Fourth, as discussed in the grid size section, it is recommended to set the grid size to the relative size of the ligands, which is 2.9 times larger than the radius of gyration of the docked molecule, according to the reference. As a result, when using a really big molecule for virtual screening and docking, this needs to be considered, because if it is too small as well, the search space becomes too narrow, making it ineffective.
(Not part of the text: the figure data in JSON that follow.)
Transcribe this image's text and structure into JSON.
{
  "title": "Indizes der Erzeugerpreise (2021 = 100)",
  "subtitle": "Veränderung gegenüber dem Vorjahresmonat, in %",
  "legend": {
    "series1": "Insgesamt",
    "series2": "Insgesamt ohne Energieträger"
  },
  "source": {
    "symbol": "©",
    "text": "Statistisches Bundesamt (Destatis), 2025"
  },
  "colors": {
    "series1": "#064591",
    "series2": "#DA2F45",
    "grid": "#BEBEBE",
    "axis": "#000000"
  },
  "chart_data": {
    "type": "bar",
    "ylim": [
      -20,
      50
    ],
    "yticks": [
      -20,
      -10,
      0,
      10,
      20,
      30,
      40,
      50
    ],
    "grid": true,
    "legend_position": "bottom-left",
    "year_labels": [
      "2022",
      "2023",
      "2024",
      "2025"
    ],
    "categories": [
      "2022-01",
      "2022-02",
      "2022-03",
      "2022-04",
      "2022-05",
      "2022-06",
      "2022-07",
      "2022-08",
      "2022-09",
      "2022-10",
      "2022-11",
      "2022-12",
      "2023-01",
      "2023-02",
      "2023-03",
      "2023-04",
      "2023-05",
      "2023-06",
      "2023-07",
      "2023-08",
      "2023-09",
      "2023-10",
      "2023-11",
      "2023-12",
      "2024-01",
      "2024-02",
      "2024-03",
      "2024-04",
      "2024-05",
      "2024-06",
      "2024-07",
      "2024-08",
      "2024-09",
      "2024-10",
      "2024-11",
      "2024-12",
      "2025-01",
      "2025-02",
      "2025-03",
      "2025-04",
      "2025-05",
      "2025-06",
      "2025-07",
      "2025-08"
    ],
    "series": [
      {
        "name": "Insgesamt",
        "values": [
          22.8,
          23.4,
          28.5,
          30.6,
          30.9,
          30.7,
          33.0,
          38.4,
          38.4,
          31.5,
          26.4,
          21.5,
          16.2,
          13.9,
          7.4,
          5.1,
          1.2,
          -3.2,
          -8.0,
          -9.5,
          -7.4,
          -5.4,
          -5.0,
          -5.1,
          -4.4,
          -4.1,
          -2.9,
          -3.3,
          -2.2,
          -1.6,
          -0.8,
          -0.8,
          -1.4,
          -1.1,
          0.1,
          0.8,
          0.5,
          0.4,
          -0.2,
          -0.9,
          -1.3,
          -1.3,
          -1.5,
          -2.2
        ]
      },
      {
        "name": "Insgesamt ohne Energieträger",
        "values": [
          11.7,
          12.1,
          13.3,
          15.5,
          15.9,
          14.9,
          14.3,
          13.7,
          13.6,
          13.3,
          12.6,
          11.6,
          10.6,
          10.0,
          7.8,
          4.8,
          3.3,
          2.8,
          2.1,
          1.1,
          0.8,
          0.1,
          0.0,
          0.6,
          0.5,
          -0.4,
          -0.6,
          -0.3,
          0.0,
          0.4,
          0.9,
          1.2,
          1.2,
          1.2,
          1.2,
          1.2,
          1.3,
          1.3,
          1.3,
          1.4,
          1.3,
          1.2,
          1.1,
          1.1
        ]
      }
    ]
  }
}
Last but not least, molecular dynamics simulation should always be included in the research steps. This experiment could greatly aid the researcher's understanding of the ligand-receptor interaction, specifically how they interact with each other over time, which could be deduced as the stability of the ligand docked in the receptors. For each complex, 50 ns is a good starting point for the simulation duration, but longer simulations are preferable because they can provide more insights into the interaction. Trajectories analysis for MD simulation is also useful for research, and it is recommended that it be processed until the free energy calculation step using the MMGBSA/MMPBSA method.

Conclusions

We’ve shown several drug discovery research related to the ACE2 and SARS-CoV-2 Spike Protein by using the in-silico method. Aside from virtual screening, molecular docking, ADMET prediction, and molecular dynamic simulation, the research is carrying out several experiments. Several publications include active site determination, quantum chemical calculation, synthetic accessibility prediction, principal component analysis, and free energy calculation. These additional experiments could be extremely beneficial in ensuring the results of the lead compound or drug candidates. We've also highlighted the key interacting residues for each receptor reported in each article and summarised them in the order of how often they appeared in the reviewed articles. Finally, we've made several recommendations on how to make future research on this topic more elaborate and of higher quality, so that it can provide more precise results.

List of Abbreviations

Act. Site : Active Site Prediction; AD : AutoDock; ADMET : ADMET Prediction; ADT : AutoDockTools; ADV : AutoDockVina; AL : ADMET Lab; BSP : Binding Site Prediction; DFT : Density Functional Theory; DL : Drug-likeness; DSV : Discovery Studio Visualizer; DW : DataWarriot; FE : Free Energy Calculation; MD : Molecular Dynamics; Mi : Molinspiration Server; MOE : Molecular Operating Environment; MolDoc : Molecular Docking; PCA : Principal Component Analysis; PhyProp : Physical Properties; PISA : Protein Interface Stat. Analysis; PK : Pharmacokinetics; pkCSM : pkCSM Server; PLI : Protein-Ligand Interaction; PT2 : ProTox-II; Qua.Calc. : Quantum Chemical Calculation; SA : SwissADME; SAP : Syntetic Accesibility Prediction; SP : Spike Protein; VS : Virtual Screening.